For return/redo of a function though, it seems to be getting more and more useful the more we think about it. In the last day we've come up with all sorts of tricks that this enables. Trampolines are useful.
While the question originally asked why return/redo did not evaluate blocks, there were also formulations like: "is cool because you can do things like tail call optimization", "[can write] a wrapper for the return functionality", "it seems to be getting more and more useful the more we think about it".
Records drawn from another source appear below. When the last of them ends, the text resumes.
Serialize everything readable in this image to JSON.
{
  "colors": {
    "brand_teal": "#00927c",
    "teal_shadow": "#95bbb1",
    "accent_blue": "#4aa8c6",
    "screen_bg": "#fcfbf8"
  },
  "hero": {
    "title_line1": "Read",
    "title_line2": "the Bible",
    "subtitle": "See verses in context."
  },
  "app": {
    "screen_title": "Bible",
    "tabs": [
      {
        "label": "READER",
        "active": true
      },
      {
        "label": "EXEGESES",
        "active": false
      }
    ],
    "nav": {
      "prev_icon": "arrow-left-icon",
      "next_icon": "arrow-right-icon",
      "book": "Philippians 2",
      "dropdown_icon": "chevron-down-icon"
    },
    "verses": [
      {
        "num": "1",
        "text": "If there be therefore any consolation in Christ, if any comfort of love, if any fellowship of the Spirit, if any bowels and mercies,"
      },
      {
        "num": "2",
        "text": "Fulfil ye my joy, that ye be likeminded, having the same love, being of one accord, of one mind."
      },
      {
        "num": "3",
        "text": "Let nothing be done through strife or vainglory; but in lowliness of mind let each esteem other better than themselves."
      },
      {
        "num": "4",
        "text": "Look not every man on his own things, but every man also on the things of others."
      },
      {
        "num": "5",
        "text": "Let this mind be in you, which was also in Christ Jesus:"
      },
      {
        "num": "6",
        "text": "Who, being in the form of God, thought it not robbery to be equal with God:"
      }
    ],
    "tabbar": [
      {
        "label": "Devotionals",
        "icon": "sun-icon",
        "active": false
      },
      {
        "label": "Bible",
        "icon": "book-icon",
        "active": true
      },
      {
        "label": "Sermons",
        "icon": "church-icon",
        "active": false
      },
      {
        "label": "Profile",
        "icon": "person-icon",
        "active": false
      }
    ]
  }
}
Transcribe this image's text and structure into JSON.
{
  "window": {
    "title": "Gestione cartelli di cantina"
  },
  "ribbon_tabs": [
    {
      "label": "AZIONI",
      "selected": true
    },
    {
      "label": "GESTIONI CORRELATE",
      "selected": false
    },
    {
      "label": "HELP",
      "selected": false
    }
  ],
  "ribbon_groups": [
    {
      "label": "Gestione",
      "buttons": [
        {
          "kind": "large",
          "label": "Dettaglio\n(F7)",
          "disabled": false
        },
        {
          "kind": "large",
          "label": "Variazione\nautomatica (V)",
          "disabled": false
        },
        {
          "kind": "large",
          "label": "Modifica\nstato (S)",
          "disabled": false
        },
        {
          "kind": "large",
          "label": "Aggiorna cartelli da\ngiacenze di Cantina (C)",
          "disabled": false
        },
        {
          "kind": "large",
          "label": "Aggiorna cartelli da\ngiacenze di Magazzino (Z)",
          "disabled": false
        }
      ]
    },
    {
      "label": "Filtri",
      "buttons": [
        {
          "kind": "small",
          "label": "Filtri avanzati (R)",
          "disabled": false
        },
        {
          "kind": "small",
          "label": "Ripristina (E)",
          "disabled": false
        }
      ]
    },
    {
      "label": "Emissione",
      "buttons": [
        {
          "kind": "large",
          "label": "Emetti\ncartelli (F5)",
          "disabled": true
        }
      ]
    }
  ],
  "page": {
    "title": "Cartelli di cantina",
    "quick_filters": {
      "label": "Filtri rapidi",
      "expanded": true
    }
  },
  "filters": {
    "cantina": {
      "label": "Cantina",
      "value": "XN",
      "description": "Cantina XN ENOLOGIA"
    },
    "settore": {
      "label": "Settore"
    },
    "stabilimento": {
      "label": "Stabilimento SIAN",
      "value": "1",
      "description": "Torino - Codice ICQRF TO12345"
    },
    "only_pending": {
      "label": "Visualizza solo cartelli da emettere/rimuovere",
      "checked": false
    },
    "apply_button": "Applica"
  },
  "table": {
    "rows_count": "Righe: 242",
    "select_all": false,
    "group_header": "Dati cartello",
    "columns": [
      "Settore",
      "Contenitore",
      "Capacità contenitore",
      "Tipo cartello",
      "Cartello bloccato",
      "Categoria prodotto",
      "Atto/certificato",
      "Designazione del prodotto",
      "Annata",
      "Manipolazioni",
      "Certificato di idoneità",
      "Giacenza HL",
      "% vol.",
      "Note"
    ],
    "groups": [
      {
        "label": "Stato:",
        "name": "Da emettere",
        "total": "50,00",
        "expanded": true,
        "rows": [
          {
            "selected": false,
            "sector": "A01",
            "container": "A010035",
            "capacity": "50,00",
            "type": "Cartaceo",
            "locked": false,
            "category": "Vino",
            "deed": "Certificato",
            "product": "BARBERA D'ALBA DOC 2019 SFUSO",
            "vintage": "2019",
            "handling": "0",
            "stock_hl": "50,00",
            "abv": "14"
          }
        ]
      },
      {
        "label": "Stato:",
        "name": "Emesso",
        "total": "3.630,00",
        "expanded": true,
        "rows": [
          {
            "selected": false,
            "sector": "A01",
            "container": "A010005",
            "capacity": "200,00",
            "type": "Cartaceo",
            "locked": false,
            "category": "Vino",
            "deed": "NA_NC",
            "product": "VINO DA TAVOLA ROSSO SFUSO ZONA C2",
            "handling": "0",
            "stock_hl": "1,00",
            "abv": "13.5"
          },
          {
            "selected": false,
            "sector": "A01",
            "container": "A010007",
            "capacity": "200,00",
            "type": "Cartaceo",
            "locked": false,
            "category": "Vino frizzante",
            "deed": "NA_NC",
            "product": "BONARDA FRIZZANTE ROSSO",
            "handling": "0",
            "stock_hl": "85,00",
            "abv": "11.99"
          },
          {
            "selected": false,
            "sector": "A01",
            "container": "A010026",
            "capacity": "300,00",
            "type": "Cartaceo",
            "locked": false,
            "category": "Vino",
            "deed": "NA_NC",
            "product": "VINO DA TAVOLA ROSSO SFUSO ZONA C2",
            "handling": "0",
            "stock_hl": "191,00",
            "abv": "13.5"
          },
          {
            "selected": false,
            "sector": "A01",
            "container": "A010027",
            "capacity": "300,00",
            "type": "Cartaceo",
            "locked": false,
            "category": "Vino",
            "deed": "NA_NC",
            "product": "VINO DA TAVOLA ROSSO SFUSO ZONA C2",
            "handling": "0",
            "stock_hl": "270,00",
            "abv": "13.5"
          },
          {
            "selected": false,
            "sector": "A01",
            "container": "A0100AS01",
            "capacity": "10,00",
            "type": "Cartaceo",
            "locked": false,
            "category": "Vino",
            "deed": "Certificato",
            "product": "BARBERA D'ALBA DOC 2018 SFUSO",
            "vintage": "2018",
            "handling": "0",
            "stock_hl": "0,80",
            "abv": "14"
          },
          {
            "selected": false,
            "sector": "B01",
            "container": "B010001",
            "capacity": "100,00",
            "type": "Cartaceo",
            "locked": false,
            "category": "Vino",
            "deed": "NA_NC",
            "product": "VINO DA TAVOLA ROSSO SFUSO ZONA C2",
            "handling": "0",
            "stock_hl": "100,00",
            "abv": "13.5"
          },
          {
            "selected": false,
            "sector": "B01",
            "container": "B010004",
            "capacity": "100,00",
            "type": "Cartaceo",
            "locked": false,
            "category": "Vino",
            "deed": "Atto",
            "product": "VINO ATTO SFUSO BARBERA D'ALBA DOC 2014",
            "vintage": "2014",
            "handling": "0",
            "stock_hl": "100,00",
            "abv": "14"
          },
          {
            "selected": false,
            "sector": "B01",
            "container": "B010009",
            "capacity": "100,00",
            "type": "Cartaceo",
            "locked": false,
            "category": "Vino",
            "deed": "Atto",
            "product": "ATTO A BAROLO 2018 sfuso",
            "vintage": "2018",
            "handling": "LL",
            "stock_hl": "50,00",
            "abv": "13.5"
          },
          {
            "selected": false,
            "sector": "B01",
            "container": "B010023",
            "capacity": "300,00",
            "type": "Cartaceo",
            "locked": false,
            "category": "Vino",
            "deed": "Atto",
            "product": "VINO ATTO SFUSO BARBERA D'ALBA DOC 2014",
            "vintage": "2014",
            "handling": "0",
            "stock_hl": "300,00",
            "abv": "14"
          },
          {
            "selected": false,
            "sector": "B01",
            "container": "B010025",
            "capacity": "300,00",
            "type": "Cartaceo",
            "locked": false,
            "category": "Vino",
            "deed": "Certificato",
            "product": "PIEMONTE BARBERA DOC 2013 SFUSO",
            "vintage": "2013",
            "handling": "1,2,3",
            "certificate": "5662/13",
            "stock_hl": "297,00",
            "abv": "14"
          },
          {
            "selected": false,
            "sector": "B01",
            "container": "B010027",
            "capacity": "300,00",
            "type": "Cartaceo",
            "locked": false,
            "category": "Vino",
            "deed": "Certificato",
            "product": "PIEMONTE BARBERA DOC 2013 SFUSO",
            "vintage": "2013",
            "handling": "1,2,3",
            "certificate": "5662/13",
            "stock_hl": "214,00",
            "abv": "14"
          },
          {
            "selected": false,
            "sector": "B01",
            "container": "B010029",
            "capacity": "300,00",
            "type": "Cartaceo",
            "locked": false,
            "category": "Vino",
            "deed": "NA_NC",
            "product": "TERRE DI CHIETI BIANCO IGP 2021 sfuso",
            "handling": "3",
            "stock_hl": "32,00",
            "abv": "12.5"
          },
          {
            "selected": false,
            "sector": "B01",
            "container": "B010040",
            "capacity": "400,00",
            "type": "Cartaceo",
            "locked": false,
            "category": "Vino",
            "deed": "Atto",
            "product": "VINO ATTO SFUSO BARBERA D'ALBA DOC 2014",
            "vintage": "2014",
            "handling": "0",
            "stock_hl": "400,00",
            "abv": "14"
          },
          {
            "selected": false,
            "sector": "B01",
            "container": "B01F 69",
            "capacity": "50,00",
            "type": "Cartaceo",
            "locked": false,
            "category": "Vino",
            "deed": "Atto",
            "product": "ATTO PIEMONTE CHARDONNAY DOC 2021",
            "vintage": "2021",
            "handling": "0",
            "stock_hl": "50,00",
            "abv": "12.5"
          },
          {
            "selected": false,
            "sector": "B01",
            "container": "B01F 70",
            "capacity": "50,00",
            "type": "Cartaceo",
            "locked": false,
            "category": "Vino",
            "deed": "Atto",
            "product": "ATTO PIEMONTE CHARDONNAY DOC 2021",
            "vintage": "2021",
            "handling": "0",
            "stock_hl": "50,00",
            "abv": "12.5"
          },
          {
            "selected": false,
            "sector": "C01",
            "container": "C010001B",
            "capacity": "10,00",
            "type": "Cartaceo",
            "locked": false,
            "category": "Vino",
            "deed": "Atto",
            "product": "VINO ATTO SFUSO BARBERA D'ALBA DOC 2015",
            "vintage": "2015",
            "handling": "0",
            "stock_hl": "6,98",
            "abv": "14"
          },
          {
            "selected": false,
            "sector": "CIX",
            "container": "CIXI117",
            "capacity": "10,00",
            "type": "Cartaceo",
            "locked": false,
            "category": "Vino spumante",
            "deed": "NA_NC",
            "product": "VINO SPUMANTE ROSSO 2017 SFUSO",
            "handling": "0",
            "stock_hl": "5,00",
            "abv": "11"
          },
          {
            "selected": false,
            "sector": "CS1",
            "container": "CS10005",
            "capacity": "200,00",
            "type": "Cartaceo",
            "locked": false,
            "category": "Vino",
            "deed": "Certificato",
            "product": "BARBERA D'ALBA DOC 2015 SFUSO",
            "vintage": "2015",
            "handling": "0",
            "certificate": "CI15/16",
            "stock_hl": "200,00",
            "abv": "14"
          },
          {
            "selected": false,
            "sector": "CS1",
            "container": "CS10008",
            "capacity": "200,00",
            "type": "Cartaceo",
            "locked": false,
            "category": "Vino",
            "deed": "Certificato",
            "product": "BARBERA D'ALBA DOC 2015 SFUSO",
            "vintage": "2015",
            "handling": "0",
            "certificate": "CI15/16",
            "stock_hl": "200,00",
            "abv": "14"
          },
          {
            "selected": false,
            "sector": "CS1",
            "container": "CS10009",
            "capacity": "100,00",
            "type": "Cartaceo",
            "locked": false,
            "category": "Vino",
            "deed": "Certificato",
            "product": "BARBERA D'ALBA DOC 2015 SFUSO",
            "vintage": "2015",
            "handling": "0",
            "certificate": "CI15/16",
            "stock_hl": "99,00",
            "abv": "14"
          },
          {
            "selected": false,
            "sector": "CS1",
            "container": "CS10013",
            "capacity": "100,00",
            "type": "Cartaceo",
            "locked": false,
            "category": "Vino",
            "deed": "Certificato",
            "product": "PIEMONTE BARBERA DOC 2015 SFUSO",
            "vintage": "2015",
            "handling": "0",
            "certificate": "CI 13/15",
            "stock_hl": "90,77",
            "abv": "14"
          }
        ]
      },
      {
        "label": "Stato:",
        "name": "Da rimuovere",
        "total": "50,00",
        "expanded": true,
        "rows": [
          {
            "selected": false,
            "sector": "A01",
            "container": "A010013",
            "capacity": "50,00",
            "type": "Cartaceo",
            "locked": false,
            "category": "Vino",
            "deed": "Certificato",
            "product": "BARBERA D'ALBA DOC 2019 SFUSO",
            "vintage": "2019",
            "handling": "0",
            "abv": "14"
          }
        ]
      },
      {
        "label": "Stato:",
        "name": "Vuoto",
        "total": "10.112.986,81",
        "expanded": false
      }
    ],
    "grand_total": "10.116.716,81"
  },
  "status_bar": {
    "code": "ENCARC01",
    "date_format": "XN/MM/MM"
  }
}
I do not think these are true. My first example demonstrates a case where return/redo can really be used, an example being in the "area of expertise" of return/redo, so to speak. It is a variadic sum function called sumn:
use [result collect process] [
collect: func [:value [any-type!]] [
unless value? 'value [return process result]
append/only result :value
return/redo :collect
]
process: func [block [block!] /local result] [
result: 0
foreach value reduce block [result: result + value]
result
]
sumn: func [] [
result: copy []
return/redo :collect
]
]
This is the usage example:
>> sumn 1 * 2 2 * 3 4
== 12
Variadic functions taking "unlimited number" of arguments are not as useful in Rebol as it may look at the first sight. For example, if we wanted to use the sumn function in a small script, we would have to wrap it into a paren to indicate where it should stop collecting arguments:
result: (sumn 1 * 2 2 * 3 4)
print result
This is not any better than using a more standard (non-variadic) alternative called e.g. block-sum and taking just one argument, a block. The usage would be like
result: block-sum [1 * 2 2 * 3 4]
print result
Of course, if the function can somehow detect what is its last argument without needing enclosing paren, we really gain something. In this case we could use the #[unset!] value as the sumn stopping argument, but that does not spare typing either:
result: sumn 1 * 2 2 * 3 4 #[unset!]
print result
Seeing the example of a return wrapper I would say that return/redo is not well suited for return wrappers, return wrappers being outside of its area of expertise. To demonstrate that, here is a return wrapper written in Rebol 2 that actually is outside of return/redo's area of expertise:
myreturn: func [
{my RETURN wrapper returning the string "indefinite" instead of #[unset!]}
; the [throw] attribute makes this function a RETURN wrapper in R2:
[throw]
value [any-type!] {the value to return}
] [
either value? 'value [return :value] [return "indefinite"]
]
Testing in R2:
>> do does [return #[unset!]]
>> do does [myreturn #[unset!]]
== "indefinite"
>> do does [return 1]
== 1
>> do does [myreturn 1]
== 1
>> do does [return 2 3]
== 2
>> do does [myreturn 2 3]
== 2
Also, I do not think it is true that return/redo helps with tail call optimizations. There are examples how tail calls can be implemented without using return/redo at the www.rebol.org site. As said, return/redo was tailor-made to support implementation of variadic functions and it is not flexible enough for other purposes as far as argument passing is concerned.